Short Poster Lecture
Gallium is a strategically important metal for the German high-tech industry. It is used essentially in the semiconductor compounds GaAs, GaN or GaP for high-potential future technologies. This is offset by low recycling rates and declining availability on the world market. Therefore, the development of processes for the selective recovery of gallium from secondary raw material sources is a desirable starting point for dealing with the increasing scarcity of this resource on the world market. Particularly interesting is the development of a biotechnological method for selective biosorption by using the Phage Surface Display Technology.

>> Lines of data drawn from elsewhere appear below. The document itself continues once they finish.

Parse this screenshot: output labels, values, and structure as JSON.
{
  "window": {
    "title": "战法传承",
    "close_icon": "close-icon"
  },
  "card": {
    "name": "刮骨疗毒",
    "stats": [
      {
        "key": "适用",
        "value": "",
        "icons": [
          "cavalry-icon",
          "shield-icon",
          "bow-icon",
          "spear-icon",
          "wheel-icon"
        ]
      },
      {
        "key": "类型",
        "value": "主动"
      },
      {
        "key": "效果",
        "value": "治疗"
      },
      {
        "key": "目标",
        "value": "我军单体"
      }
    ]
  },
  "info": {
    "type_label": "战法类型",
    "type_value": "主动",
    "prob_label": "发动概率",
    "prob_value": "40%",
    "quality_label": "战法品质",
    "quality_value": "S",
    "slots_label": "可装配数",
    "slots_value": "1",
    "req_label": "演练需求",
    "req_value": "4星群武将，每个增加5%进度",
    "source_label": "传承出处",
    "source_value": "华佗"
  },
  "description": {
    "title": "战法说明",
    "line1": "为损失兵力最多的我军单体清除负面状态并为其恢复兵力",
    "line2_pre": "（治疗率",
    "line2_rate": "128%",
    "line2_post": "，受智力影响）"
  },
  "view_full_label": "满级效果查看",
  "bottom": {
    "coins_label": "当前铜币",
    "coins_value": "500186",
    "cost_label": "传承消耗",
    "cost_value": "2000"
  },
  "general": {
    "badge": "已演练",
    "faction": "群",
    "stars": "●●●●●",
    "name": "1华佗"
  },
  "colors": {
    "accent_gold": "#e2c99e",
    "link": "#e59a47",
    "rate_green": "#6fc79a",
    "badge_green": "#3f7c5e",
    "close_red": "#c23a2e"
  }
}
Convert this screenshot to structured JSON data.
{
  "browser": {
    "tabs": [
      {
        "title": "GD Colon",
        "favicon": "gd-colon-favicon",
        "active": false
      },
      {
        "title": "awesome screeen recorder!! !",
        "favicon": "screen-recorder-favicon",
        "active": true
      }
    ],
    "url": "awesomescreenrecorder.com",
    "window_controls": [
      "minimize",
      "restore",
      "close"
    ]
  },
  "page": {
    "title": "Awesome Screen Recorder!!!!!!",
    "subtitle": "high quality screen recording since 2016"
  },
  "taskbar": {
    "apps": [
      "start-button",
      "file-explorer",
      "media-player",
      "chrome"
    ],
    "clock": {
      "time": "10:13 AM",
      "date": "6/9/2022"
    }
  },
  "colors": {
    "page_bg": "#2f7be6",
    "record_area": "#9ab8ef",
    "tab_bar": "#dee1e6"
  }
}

This is a well-established method for the selection of highly specific peptide ligands in medicine and biotechnology. Random, short peptide sequences are presented on the surface according to genetically modified bacteriophages. In a biopanning called process, a pool of different bacteriophage is selected against a particular target, thereby enriching specific binding clone variants. A very effective method has been established for the selection of different phage display libraries. Gallium ions immobilized on a monolithic ion exchanger are made accessible for biopanning in an FPLC system. This chromatopanning allows the selective enrichment of gallium-binding clone variants under strictly controlled process conditions.
In the present study, we report about the enrichment, identification and characterization of several gallium-binding peptide motifs. Some promising gallium binding bacteriophage clones are chosen for further binding studies, including bacteriophage immobilization for real waste water treatment experiments.
The corresponding peptide sequences can be synthesized and used in subsequent experiments to characterize metal-peptide interactions and develop biosorptive materials for selective gallium recovery from industrial waste waters.